The Gregorian Archive is primarily a collection of recorded solo performances of the nearly six hundred Gregorian melodies provided in the earliest manuscript sources for the chanted Propers of the Roman Mass.
Recent edition and discussion of the work of Guto’r Glyn, with plenty of material including detailed textual notes.
Handschriftencensus is a German-language web platform published by a team at the University of Marburg. The site functions as a directory for medieval German-language manuscripts from 750CE to 1520CE in libraries around the globe. The platform itself does not contain images, but does contain detailed catalog entries for each manuscript in addition to links to available images and the host repository’s catalog entry for a manuscipt. Users can see the nearly 900 manuscripts on the site in list format, ordered by repository, author/work, and illustration type.
The project has an active social media presence on Twitter and is continuously updated, with new additions made weekly. Users can also find a regularly updated, in-depth bibliography of secondary sources on German-language medieval texts and manuscripts. Copyrights for manuscript images obtained through the site are still retained by a manuscript’s holding institution.
A joint venture between the Austrian National Library, the Austrian Academy of Sciences, and the Institute for Jewish History in Austria, the Hebrew Fragments in Austria project provides images of Hebrew language fragments in Austrian manuscripts. The website functions in both English and German. There are over 500 images of fragments from over twenty repositories present in the database currently. Many of the fragments in the collection are contained in the bindings of other manuscripts and early printed books. Images are presented in JPG format and include catalog information. The projects also presents a list of the fragments arranged by text and manuscript.
The website for the project also includes a bibliography on the study of fragments generally and the study of fragments in Germanic countries specifically. Likewise, the website also presents a map of institutions in Austria holding fragments.
The Historical Atlas of the Low Countries includes GIS datasets that represent various areas of the low countries including Brabant, Holland, Zeeland, Hainaut, Artois and others. The sets are made freely available for download and use under a Creative Commons license.
The Icelandic Saga Map project presents some thirty sagas from medieval Iceland with geotagged locations and images.

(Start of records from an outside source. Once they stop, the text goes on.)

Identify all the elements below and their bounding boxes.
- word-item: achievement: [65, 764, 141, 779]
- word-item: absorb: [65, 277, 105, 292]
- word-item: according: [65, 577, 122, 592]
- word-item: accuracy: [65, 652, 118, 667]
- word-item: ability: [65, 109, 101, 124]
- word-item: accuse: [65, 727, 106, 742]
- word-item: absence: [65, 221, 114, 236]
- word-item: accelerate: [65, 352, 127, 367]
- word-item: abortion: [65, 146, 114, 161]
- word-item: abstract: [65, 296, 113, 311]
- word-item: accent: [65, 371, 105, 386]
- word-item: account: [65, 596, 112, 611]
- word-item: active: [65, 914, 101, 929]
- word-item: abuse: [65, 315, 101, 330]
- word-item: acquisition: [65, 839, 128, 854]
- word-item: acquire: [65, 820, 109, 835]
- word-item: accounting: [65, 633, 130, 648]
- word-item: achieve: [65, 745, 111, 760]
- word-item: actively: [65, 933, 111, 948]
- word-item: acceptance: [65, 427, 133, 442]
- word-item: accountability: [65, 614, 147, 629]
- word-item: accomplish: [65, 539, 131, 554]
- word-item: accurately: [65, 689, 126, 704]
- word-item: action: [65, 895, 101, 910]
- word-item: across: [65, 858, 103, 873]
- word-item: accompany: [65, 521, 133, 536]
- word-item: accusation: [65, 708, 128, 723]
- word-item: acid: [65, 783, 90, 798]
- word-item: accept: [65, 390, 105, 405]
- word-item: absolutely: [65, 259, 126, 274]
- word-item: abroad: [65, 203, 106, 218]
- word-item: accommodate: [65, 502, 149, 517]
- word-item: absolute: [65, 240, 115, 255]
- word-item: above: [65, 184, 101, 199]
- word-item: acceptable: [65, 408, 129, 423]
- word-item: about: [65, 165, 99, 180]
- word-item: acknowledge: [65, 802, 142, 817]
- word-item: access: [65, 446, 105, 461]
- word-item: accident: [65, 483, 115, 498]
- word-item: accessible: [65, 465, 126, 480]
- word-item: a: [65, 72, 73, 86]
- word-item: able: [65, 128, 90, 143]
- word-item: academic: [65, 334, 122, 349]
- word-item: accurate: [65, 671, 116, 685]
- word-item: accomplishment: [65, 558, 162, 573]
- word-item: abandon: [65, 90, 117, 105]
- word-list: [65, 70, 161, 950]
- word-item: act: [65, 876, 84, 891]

The project aims to showcase the use landscape and eventually manuscript images alongside the places they represent.
The project presents a geo-tagged map and is free to use.
A French-language, searchable catalog of manuscript illuminations found in manuscripts in French public libraries, excluding the Bibliothèque Nationale de France. The catalog may be searched by corpus, manuscript, decoration, or bibliography, and results include the manuscript citation, brief description, date, title, and images of the illumination.
Website of the International Center of Medieval Arts, which promotes the study and understanding of visual arts produced in Europe, the Mediterranean, and Slavic world from c. 300 to c. 1500. Includes image database (on Flickr), census of dissertations (1982 onwards), the Limestone Sculpture Provenance database, list of grad programs in medieval art history, and membership information on lectures, grants, employment opportunities, and other medieval news. Access to Gesta (their journal) and current newsletters restricted to members.